Today, however, apart from being aware of its televised Christmas lectures for children, few people have even heard of the Royal Institution, founded in 1799, or they confuse it with the Royal Society, the premier club for successful scientists, founded more than a century earlier. Fourteen Nobel prizes later, the RI had ceased being a cauldron of public interest in science to become a worthy, dull and dusty emblem of our past. When my brother, Rick Stein, and I organised a Saturday of cooking and lectures on "fabulous fish" at the RI in 2004, some 600 people came, but virtually none had ever heard of it before.
However, over the last 10 years its fusty image was beginning to change: the RI Council had boldly appointed Susan Greenfield to become its first female director, following her very successful Christmas lectures and her popular books on the brain. She was told to reinvigorate it. Her appointment was indeed controversial because she was the Versace-miniskirted opposite of the tweedy, bearded stereotype of a scientist.
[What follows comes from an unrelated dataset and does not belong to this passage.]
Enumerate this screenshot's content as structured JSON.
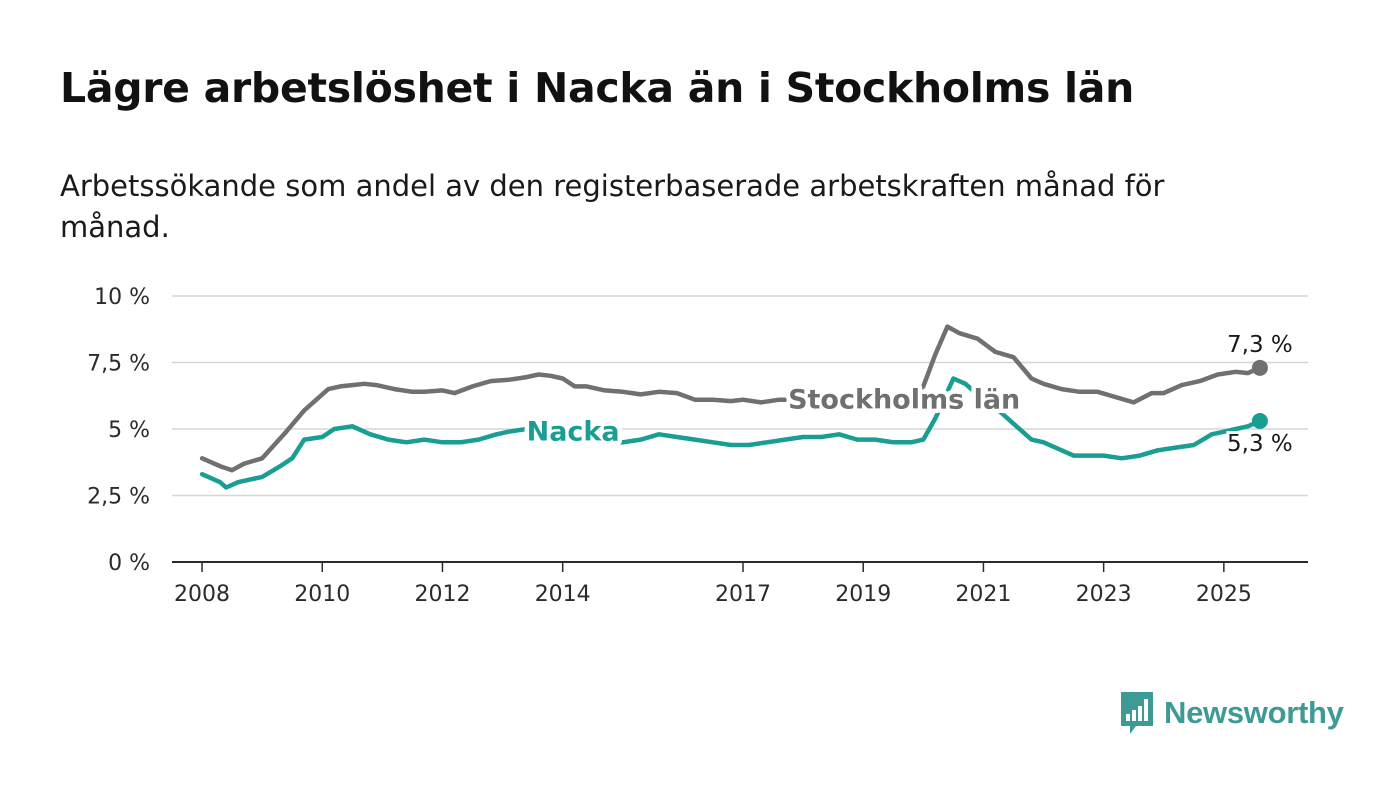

With her exceptional gifts as a lecturer, she is able to capture the minds of thousands of young people to consider science seriously as a career. She shows that science can be much more sexy than the dry accumulation of facts that is so often how it is taught. As a medical admissions tutor, I was always impressed by how many applicants had been turned on to an interest in the brain by Susan's lectures and books. (For the record, she was a post-doctoral student with me.)
Her media exposure as a favourite talking head did not endear her to those who privately believe that her approach trivialises serious science, and who (wrongly) claim that her own research on degenerative diseases is lightweight. Undeterred, she set about transforming the RI into a science club for everyone, where you would want to go to see science in action, to talk about it with like-minded visitors and to have a nice meal and drink in an attractive scientific environment.